Intervista: a tu per tu con SARA RADOS

Sara Rados torna sul palco di Musicultura: «Quello che mi sono sempre portata dietro è stata una buona dose di ironia»

Artista dinamica, musicoterapeuta e cantautrice, Sara Rados è protagonista di un percorso artistico caratterizzato dalla continua ricerca di esperienze anche molto diverse tra loro, che vanno dallo studio del canto lirico alle esibizioni con un gruppo punk tutto al femminile. Prende parte a concorsi e concerti in tutta Italia; studia canto jazz, vince il contest di Scalo 76 su Rai Due e si aggiudica anche il premio della critica Rosa Ballistreri e il Premio Ciampi. Alla fine del 2009 gira con uno spettacolo solista tra vari palchi dello Stivale e nel 2010 è tra i sedici finalisti di Musicultura. Ora, torna sul palco del festival dopo undici anni con un pezzo che definisce “una danza impetuosa”. 

Carapace, un brano ricco di figure retoriche, è il pezzo con cui sei in concorso a Musicultura. Proprio a proposito di figure retoriche: una metafora per descrivere l’esperienza del Festival?

Una danza impetuosa, allegra, improvvisata, passo dopo passo, dentro a una grande festa di paese, con le persone che incontro lì, per caso, per fortuna, o chissà…

Questa, però, non è la prima volta che partecipi al concorso. Anche nel 2010 sei stata tra i suoi sedici finalisti. Cos’è cambiato in questi 11 anni, in te e nella tua musica?

In questi undici anni mi sono costruita una vita abbastanza tranquilla, normale direi, alla mia portata. Ho deciso di prendere molto sul serio i miei limiti e i miei sogni e ho lavorato su quelli, ho messo radici nella città da cui ero un po’ scappata a 19 anni, ho coltivato i rapporti con le persone a me care, tra cui annovero familiari e amici di vecchia e nuova data. Ho cambiato tantissimi lavori, perché, per un caso o per un altro, con la mia musica non sono mai riuscita a fare del business. Poi il puzzle che facevo a intuito da anni ha cominciato a prendere forma. L’autoanalisi. La quotidianità come disciplina. Il sogno lucido di esistere. Mi sono appassionata al concetto di “creazione come cura” e ho cominciato a studiare musicoterapia. Ad oggi lavoro coi bambini e con gli anziani, e non potrei chiedere di più. La musica per me resta un discorso che viene da dentro, ma rispetto a 11 anni fa, forse, ho più voglia di condividerlo.
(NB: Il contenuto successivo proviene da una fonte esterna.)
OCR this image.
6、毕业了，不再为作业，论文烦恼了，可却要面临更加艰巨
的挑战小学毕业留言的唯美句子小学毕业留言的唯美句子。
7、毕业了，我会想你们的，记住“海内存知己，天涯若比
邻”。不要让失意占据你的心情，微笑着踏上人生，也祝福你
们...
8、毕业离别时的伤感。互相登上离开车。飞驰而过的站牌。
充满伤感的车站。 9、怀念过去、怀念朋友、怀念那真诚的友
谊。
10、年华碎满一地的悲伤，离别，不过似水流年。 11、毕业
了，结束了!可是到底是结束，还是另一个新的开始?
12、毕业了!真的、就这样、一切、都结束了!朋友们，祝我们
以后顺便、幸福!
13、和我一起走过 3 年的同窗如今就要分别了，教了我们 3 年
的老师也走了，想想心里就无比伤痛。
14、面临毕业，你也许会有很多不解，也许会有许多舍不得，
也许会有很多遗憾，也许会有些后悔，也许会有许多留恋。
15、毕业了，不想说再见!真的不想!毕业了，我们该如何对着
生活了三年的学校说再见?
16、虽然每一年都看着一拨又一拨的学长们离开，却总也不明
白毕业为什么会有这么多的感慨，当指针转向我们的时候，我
Durante la tua carriera artistica hai approcciato a generi che potrebbero apparire in antitesi, ad esempio cimentandoti nello studio del canto lirico e appartenendo a un gruppo punk femminile. Come ci si destreggia in ambiti così diversi?

Per me, e lo dico davvero, non è mai stato un problema spaziare. Sono stata una di quelle adolescenti definite in tanti modi, odiosette, privilegiate, “normalissime che si sentono strane”, una di quelle che potevano permettersi il sabato in barca a vela e il lunedì al leoncavallo, tanto per capirci. Sinceramente io non so cosa cercasse la gente intorno a me, io cercavo il ballo. La polemica. Il movimento, il confronto, lo scambio. Quello che mi sono sempre portata dietro, dalla lirica al punk, è stata una buona dose di ironia, la consapevolezza di essere fortunata, e mai, e dico mai, rinunciando al sentimento.

Con quale artista ti piacerebbe tantissimo collaborare e perché?


A me piace giocare con l’impossibile: avrei voluto conoscere Morricone e farci insieme una mega sinfonia con dentro western, tarantella, ottava rima, rap, serenata. Se a qualcuno, anche di sconosciuto, va di farlo, io ci sono comunque.

Se in questo momento avessi tra le mani una sfera di cristallo e potessi guardare il tuo futuro, a quale scena ti piacerebbe assistere?

All’elezione universale di una papessa che apre le casse vaticane e reinveste tutto in scuola, cultura, scienza ed ecologia.